Wiktionary: aanmaken

aanmaken
verb
  1. een bepaalde substantie produceren
  2. een nieuw exemplaar van iets maken, voornamelijk op een computer
  3. doen branden

Cross Translation:
FromToVia
aanmaken build; construct; make construirebâtir, élever, avec de la pierre, du bois, du métal, etc., d’après un plan déterminé.
aanmaken kindle; light; ignite enflammermettre en flamme.

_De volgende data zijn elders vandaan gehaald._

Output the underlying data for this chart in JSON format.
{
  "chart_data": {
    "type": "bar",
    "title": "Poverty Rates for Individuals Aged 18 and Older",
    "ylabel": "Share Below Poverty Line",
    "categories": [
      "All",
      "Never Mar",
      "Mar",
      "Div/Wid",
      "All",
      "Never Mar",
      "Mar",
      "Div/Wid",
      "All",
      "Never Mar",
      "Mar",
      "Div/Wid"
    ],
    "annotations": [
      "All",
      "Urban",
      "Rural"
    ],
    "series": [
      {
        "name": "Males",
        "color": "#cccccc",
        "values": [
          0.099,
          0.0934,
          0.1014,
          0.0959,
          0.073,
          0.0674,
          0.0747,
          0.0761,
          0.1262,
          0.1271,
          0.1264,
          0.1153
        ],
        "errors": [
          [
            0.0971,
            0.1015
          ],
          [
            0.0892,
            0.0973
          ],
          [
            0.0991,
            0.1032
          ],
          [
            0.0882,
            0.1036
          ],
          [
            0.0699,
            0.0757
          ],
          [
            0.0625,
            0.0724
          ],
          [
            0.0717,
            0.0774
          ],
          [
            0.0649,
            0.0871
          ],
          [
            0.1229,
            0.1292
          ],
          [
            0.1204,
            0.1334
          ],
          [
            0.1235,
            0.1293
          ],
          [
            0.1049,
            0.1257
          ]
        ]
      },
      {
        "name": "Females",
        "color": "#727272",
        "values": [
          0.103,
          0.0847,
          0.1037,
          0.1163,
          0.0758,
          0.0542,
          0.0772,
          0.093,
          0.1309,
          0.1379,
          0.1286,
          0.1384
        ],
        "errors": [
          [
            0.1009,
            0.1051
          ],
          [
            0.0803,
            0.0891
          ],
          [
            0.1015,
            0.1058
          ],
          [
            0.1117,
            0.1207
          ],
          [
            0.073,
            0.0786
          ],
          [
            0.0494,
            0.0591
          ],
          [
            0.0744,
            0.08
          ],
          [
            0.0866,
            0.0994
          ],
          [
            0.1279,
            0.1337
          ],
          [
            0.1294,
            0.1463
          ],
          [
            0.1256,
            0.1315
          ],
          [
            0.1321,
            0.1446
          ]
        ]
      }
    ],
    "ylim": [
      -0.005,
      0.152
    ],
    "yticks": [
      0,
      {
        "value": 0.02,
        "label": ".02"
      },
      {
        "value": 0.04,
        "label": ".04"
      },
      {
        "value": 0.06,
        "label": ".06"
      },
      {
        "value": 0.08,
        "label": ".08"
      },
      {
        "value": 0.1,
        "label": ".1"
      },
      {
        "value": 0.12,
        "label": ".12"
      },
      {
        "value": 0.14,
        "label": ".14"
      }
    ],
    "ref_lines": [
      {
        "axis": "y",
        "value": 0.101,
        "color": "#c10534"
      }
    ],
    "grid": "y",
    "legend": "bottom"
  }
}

aanmaken fabricate; manufacture; concoct fabriquerexécuter ou faire exécuter certains ouvrages suivant les procédés d’un art mécanique, en atelier ou en usine.
aanmaken produce; operate; impact; impinge; work; avail; affect; act; take action; move opéreraccomplir une œuvre, produire un effet.
aanmaken ask poserplacer, mettre sur quelque chose.
aanmaken prepare; work up préparerapprêter, disposer mettre une chose dans l’état convenable à l’usage auquel on la destiner.